Ando naquela fase em que, depois de um dia de trabalho tão preenchido, chego aqui e só me apetece pôr-me a ver televisão, seja lá o que for -- ou, melhor, não prestando atenção a nada -- ou ver os vídeos que me apareçam à frente. E não é só isso, confesso: é que, ao fim do dia, colocaram-me questões que não sei bem como resolver e não me apetece pensar nisso pois as soluções costumam aparecer sozinhas mas, por outro lado, acho que devo pensar nelas pois as implicações são tantas que receio tomar decisões erradas por me ter esquecido de alguns factores. Depois, a noite passada dormi mal. Fui para a cama sem sono e isso é trágico. E é igualmente trágico passar um dia com défice de horas dormidas (e logo a uma segunda feira).
E agora tenho sono. Sono, temas rodopiando na minha cabeça, e, pairando, vontade de ir ver como se pintam móveis de madeira, vontade de me entreter com coisas que me ocupem sem me trazerem preocupações. Estou aqui com a cabeça nas nuvens e os pés a quererem puxar-me para chatices terrenas.
Não tenho respondido a comentários e bem sei que isso parece impossível. Deveria ter tempo de sobra para tudo e o que me parece é que não estou a saber geri-lo bem. Desculpo-me dizendo a mim própria que isto se deve à minha nova ocupação, àquela que abracei há uns meses, e que sabia de antemão que seria assim, tomador de todo o meu tempo e energia. Mas o facto de esta fase coincidir com este período de teletrabalho é propício a que o trabalho se expanda absorvendo toda a minha disponibilidade.
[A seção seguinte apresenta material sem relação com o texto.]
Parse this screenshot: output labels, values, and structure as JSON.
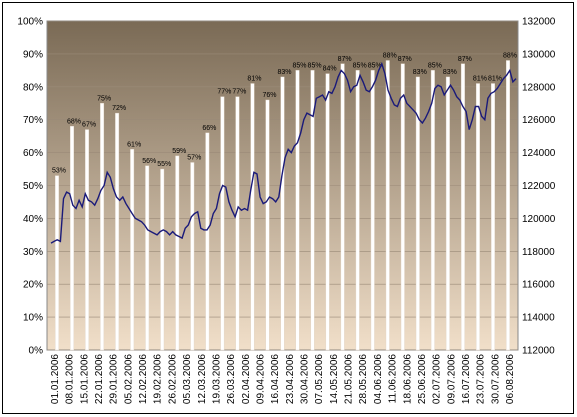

Por isso, chego a aqui e sinto-me quase vazia, sem nada de nada nada para dizer. Não sei de assuntos dos quais se possa fazer conversa. Das notícias que leio em diagonal pouca coisa me suscita vontade de opinar. Há aquilo de o medicamento que tem estado a provar bem no combate ao corona ser um que é usado no combate aos piolhos. Acho isso de uma ironia extraordinária. Pois não se está mesmo a ver que o corona é um bicho tinhoso, piolhento? Mas, para falar do assunto, deveria ter pedigree e não tenho. Farmaceuticamente falando, sou rafeira. Por isso, mais vale que fique caladinha.
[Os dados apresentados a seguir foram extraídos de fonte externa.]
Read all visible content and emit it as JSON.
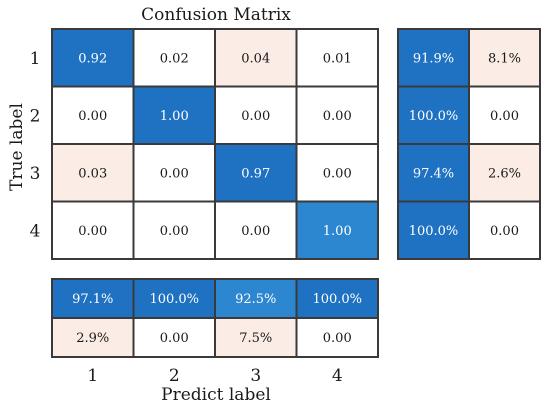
{
  "chart_data": {
    "type": "heatmap",
    "title": "Confusion Matrix",
    "xlabel": "Predict label",
    "ylabel": "True label",
    "row_labels": [
      "1",
      "2",
      "3",
      "4"
    ],
    "col_labels": [
      "1",
      "2",
      "3",
      "4"
    ],
    "matrix": [
      [
        "0.92",
        "0.02",
        "0.04",
        "0.01"
      ],
      [
        "0.00",
        "1.00",
        "0.00",
        "0.00"
      ],
      [
        "0.03",
        "0.00",
        "0.97",
        "0.00"
      ],
      [
        "0.00",
        "0.00",
        "0.00",
        "1.00"
      ]
    ],
    "matrix_values": [
      [
        0.92,
        0.02,
        0.04,
        0.01
      ],
      [
        0.0,
        1.0,
        0.0,
        0.0
      ],
      [
        0.03,
        0.0,
        0.97,
        0.0
      ],
      [
        0.0,
        0.0,
        0.0,
        1.0
      ]
    ],
    "row_summary": [
      {
        "correct": "91.9%",
        "incorrect": "8.1%"
      },
      {
        "correct": "100.0%",
        "incorrect": "0.00"
      },
      {
        "correct": "97.4%",
        "incorrect": "2.6%"
      },
      {
        "correct": "100.0%",
        "incorrect": "0.00"
      }
    ],
    "column_summary": [
      {
        "correct": "97.1%",
        "incorrect": "2.9%"
      },
      {
        "correct": "100.0%",
        "incorrect": "0.00"
      },
      {
        "correct": "92.5%",
        "incorrect": "7.5%"
      },
      {
        "correct": "100.0%",
        "incorrect": "0.00"
      }
    ],
    "colors": {
      "diagonal_dark": "#1f72c2",
      "diagonal_medium": "#2c86d0",
      "off_diagonal_tint": "#fbece6",
      "empty": "#ffffff",
      "grid": "#3a3a3a",
      "text_on_dark": "#ffffff",
      "text_on_light": "#1a1a1a"
    }
  }
}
Também li hoje que uma mulher, em Nova Iorque, sentindo frio em casa e sentindo que o frio era maior quando estava na casa de banho, como que uma aragem que até lhe fazia esvoaçar um ou outro cabelo, resolveu tentar descobrir de onde vinha. Parecendo que a aragem vinha de dentro da parede, resolveu investigar. Até que percebeu que parecia vir do espelho. Então, resolveu tirá-lo. E aí, para sua surpresa e susto, descobriu um buraco. E, de lanterna na cabeça e esquecendo todos os riscos, fez o que não devia: entrou. E foi dar a um apartamento secreto de três divisões. Ao ver uma garrafa de água ainda mais se assustou. Mas depois percebeu que ninguém poderia sobreviver num apartamento sem janelas. Claro que não sei se será bem assim já que alguma corrente de ar deverá haver, senão não sentia a aragem. Mas, enfim, façamos de conta que sim.
Parece que quem lhe vendeu a casa também não tem explicação. Nem a empresa de construção a tem.
E esta história verídica, sim, esta dá-me alguma vontade de me deter um pouco.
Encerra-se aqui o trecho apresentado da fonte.